Mécanismes en jeu dans les inflammations après IVT d'anti-VEGF et cas particulier du brolucizumab
Les mécanismes de survenue de l'inflammation non infectieuse après IVT de ranibizumab, de bévacizumab ou d'aflibercept sont multiples [ 32]. Ils peuvent être liés au patient (auto-anticorps contre le médicament, atteinte chronique de la barrière hémato-aqueuse, antécédent d'uvéite ou de maladie auto-immune, traitement préalable par collyre aux prostaglandines), au médicament (présence d'endotoxine, notamment pour le bévacizumab préparé de façon artisanale, présence de la portion Fc de l'anticorps pour l'aflibercept et le bévacizumab) ou à son mode de délivrance (agrégation de protéines et changements de conformation induits par le silicone présent dans les seringues, température élevée et/ou exposition à la lumière du produit, agitation de la seringue favorisant la libération du silicone dans la solution).
Plus récemment, des IVT de brolucizumab, nouvel agent anti-VEGF se liant aux récepteurs VEGFR-1 et 2, ont été responsables, dans un délai de 2 à 8 semaines, de vascularites rétiniennes avec (67–85 %) ou sans (15–23 %) occlusion des petites ou grandes artères rétiniennes autour de la papille ou de la macula. Une inflammation de chambre antérieure peut coexister (35 % à 73 % des cas) [31]. L'examen du fond d'œil objective une hyalite d'importance variable, un engainement des artères rétiniennes, des nodules cotonneux, des hémorragies périvasculaires, des périphlébites. L'angiographie à la fluorescéine confirme l'atteinte vasculaire rétinienne et permet de quantifier les zones de non-perfusion [33]. Ces événements indésirables, nommés BARV pour Brolucizumab-associated retinal vasculitis , sont observés dans 2 à 3 % des cas [34]. Le délai de survenue peut être plus rapide pour les patients ayant déjà reçu une IVT de brolucizumab [33]. L'atteinte vasculaire est prédominante chez les femmes (88–100 %) et en cas d'antécédents cardiovasculaires (hypertension artérielle, arythmie cardiaque), de diabète ou d'uvéite. Un mécanisme d'hypersensibilité de type III et/ou IV serait impliqué. Un traitement anti-inflammatoire (implant de dexaméthasone et/ou traitement systémique par corticoïdes) améliore la situation des patients.

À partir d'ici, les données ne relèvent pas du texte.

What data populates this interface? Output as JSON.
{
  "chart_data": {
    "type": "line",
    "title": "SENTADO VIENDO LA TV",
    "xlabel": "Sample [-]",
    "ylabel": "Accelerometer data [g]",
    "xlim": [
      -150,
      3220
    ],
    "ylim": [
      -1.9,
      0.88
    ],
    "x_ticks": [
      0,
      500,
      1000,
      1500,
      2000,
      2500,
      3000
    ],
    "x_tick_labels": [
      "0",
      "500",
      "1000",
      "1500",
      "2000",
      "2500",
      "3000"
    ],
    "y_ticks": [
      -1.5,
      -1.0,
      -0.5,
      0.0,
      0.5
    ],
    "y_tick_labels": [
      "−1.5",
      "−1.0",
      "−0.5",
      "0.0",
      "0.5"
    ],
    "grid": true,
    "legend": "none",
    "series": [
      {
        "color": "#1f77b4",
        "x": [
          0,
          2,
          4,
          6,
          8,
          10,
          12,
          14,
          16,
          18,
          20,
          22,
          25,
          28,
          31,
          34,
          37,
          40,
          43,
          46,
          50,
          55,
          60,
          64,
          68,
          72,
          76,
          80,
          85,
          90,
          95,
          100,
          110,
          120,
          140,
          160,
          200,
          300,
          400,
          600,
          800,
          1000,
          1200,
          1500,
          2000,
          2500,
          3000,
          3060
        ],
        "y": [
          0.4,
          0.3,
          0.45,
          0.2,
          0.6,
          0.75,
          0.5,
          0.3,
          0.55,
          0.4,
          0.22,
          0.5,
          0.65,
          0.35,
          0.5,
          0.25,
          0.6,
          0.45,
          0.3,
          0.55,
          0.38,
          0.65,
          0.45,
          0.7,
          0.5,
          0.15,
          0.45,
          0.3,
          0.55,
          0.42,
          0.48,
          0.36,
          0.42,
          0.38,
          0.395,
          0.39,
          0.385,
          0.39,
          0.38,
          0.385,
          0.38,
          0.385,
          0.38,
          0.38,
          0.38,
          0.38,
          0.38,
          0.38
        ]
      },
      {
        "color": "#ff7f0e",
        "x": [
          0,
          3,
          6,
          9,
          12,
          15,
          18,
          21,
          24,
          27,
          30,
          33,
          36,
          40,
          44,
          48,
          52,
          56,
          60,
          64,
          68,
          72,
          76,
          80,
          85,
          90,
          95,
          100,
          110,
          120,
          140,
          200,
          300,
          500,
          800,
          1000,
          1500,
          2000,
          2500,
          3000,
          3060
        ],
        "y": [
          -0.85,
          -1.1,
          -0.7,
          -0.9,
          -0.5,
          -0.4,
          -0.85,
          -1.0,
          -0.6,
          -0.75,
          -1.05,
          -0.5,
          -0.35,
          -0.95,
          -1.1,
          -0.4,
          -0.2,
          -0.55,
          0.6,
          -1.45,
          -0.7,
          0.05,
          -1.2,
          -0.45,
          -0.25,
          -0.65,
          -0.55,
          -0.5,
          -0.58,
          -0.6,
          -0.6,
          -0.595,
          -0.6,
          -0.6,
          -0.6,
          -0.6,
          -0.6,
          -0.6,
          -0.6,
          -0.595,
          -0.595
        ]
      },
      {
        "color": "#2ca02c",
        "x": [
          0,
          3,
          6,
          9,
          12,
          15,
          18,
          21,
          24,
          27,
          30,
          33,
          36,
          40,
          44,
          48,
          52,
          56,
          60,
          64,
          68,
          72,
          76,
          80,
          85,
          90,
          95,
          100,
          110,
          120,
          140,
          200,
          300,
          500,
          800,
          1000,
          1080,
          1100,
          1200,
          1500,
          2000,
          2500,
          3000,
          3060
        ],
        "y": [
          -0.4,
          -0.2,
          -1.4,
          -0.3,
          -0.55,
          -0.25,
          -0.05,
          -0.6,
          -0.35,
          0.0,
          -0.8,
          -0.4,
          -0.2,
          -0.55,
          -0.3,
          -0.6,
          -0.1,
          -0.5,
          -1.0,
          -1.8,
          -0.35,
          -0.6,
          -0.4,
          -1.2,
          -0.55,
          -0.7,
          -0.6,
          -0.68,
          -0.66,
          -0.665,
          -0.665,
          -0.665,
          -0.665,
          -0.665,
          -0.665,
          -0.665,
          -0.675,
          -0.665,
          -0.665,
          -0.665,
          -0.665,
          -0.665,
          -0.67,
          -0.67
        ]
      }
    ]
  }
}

De façon plus générale, le risque d'inflammation intraoculaire après IVT de brolucizumab est estimé à 4,4 % des cas contre 0,8 % après IVT d'aflibercept [35]. L'atteinte vasculaire serait liée à un mécanisme d'hypersensibilité retardée avec formation de complexes immuns à la suite de la production d'anticorps spécifiques du médicament.
Conclusion
Si l'inflammation postopératoire peut aussi être d'origine non infectieuse et évoquée selon le contexte (période postopératoire immédiate, tableau clinique, absence d'infection du segment postérieur), l'implication d'un agent infectieux doit être systématiquement suspectée. La plus grande prudence s'impose dans la prise en charge thérapeutique, toujours urgente, et s'il existe une inflammation du vitré, le patient doit être traité comme ayant une endophtalmie. L'évolution, les examens microbiologiques et l'enquête étiologique permettent, le plus souvent a posteriori, d'évoquer un syndrome inflammatoire non infectieux post-chirurgical ou post-IVT.